Jakarta – Hanya dengan toleransi, solidaritas, dan mengatasi
perbedaan, kita akan mampu menghadapi tantangan dan mencapai
pembangunan berkelanjutan bagi semua. Demikian disampaikan Wakil
Menteri Luar Negeri Pahala Nugraha Mansury saat membuka dialog lintas
agama bertajuk the 8th Indonesia-Austria Interfaith and Intercultural
Dialogue (IAIID-8) di Bandung pada Senin, 8 Juli 2024.
Forum yang diselenggarakan dalam rangka memperingati 70 tahun hubungan
diplomatik Indonesia-Austria tersebut mengusung tema “Navigating the
Challenges in Diverse and Modern Society.”
Membuka pidatonya, Wamenlu Pahala menyampaikan bahwa dalam pembukaan
Konferensi Asia-Afrika (KAA) di Bandung pada 1955, Presiden Soekarno
juga menyampaikan pesan terkait pluralisme, yaitu bahwa KAA
diselenggarakan untuk menunjukkan kepada dunia bahwa semua orang dapat
hidup berdampingan dan berkontribusi pada persoalan bersama.

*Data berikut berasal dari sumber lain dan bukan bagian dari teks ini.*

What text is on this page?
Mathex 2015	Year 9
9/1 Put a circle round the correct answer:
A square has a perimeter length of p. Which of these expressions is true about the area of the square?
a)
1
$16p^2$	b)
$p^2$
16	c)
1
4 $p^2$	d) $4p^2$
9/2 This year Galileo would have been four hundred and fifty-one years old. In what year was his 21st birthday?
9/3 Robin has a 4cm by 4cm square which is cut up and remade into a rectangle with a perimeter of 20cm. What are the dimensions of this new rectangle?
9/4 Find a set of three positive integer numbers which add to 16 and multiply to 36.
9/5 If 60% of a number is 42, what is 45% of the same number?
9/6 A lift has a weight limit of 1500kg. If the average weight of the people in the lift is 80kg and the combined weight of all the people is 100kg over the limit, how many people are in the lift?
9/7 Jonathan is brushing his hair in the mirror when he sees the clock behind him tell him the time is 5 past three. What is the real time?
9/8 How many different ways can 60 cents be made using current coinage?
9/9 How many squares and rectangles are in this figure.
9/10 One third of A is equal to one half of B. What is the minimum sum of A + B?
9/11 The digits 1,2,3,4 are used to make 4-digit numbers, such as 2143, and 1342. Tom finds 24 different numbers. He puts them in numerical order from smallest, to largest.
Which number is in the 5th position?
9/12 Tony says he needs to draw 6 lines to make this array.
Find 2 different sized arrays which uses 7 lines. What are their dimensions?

Berdasarkan keterangan di situs Kemenlu RI, Wamenlu Pahala
menyampaikan tiga tantangan besar yang tengah dihadapi dunia saat ini.
Pertama, fragmentasi dan perpecahan. Akhir-akhir ini terdapat
perpecahan geopolitik negara-negara, yang juga dirasakan dampaknya
secara ekonomi. “Fragmentasi ini juga terjadi di dalam masyarakat, di
mana semakin tinggi kemajemukan, maka toleransi menjadi semakin
rendah,” kata Wamenlu Pahala.
Kedua, perubahan demografi. Di mana populasi dunia semakin meningkat,
khususnya di negara-negara berkembang. Selain itu, migrasi juga
meningkat dengan lebih dari 281 juga migran di dunia pada tahun 2024.

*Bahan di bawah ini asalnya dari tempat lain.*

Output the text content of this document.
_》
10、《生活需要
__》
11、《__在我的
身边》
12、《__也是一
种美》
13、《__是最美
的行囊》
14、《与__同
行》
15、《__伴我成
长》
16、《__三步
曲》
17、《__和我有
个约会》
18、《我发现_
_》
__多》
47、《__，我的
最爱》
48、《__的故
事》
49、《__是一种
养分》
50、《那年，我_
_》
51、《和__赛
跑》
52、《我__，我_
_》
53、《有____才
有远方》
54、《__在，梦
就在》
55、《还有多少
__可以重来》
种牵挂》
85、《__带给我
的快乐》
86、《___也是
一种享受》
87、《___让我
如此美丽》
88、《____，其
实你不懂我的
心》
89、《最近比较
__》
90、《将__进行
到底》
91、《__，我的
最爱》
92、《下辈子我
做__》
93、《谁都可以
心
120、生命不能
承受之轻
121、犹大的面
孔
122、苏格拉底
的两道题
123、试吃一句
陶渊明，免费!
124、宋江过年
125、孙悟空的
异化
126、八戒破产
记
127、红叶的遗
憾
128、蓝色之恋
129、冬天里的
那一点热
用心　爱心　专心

Ketiga, transformasi dan kesenjangan digital. Perkembangan teknologi
digital begitu pesat, dan memberikan dampak positif, termasuk
mengurangi kemiskinan dan pengangguran. Namun demikian, masih terdapat
ketimpangan, di mana sepertiga orang di dunia belum menikmati akses
internet. Selain itu, penggunaan teknologi digital juga menyebabkan
tingginya intoleransi, maraknya ujaran kebencian, berita palsu, dan
misinformasi.
Tantangan-tantangan tersebut semakin meningkatkan kesenjangan dan
disparitas antar negara dan masyarakat, serta menyulitkan pemecahan
masalah global, termasuk perubahan iklim dan pencapaian SDGs.

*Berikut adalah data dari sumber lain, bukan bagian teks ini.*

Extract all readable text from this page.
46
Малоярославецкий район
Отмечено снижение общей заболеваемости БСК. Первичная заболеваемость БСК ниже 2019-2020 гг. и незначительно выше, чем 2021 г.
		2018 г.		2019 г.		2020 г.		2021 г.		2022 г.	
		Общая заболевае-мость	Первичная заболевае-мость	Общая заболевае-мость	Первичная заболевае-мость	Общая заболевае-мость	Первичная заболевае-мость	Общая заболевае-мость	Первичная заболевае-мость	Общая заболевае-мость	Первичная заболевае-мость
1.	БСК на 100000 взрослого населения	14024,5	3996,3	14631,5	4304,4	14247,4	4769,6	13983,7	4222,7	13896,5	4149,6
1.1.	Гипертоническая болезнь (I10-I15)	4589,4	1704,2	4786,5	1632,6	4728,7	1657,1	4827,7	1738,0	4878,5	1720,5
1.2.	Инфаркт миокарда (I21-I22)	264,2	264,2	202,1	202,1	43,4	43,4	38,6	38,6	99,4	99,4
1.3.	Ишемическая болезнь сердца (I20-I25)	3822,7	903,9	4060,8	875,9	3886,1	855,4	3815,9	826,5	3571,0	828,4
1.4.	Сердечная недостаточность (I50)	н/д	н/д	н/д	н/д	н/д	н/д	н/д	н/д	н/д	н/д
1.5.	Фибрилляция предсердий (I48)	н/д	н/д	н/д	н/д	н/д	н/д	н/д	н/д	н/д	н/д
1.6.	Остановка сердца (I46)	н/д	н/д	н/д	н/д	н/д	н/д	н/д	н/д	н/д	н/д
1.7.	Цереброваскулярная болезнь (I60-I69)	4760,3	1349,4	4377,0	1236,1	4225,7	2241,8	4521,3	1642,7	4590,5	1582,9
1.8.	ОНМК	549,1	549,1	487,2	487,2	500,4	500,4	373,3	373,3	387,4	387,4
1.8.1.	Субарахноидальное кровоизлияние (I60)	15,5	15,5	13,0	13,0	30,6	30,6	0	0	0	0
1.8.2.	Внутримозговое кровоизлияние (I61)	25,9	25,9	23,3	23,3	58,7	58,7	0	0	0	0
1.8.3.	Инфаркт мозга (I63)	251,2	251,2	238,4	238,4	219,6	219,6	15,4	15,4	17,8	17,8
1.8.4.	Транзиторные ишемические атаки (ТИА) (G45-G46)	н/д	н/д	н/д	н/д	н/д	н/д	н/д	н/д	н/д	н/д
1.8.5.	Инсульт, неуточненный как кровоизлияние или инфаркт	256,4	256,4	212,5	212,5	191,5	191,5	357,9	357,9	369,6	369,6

Selanjutnya, Wamenlu Pahala menegaskan perlunya dua pendekatan dalam
mengatasi tantangan ini.
Satu, pengarusutamaan nilai toleransi dan solidaritas. Nilai ini
terkandung dalam semua ajaran agama, kepercayaan, dan budaya, serta
harus diterapkan seluas-luasnya. Dalam konteks hubungan antar negara,
hal ini berarti semua negara harus menghormati hal satu sama lain,
termasuk hak untuk membangun (right to development).
“Dalam konteks hubungan bermasyarakat, ini berarti penghormatan
terhadap semua agama, kepercayaan, dan budaya. Dalam hal ini,
Indonesia memiliki pengalaman sebagai negara yang kaya keragaman,
dengan semboyan Bhinneka Tunggal Ika,” ujar Wamenlu Pahala.
Selain itu, solidaritas juga perlu ditanamkan, termasuk dalam
penanganan perubahan iklim dan memastikan pencapaian SDGs bagi semua.
Dua, mengatasi ujaran kebencian dan misinformasi. Ujaran kebencian dan
misinformasi dapat memperlemah kohesi sosial, menggerus nilai-nilai
luhur bersama, serta kadang dapat menimbulkan kekerasan. Hal ini harus
diatasi dengan menyebarkan pesan-pesan perdamaian dan pencapaian
kemakmuran bersama.
Dalam hal ini, peran pemuka agama dan masyarakat sangat penting guna
mendorong dan memelihara kesepahaman antar agama dan budaya melalui
dialog.
Menutup pidatonya, Wamenlu Pahala berharap dialog lintas agama
Indonesia-Austria dapat berkontribusi dalam meningkatkan toleransi dan
solidaritas guna menghadapi tantangan global.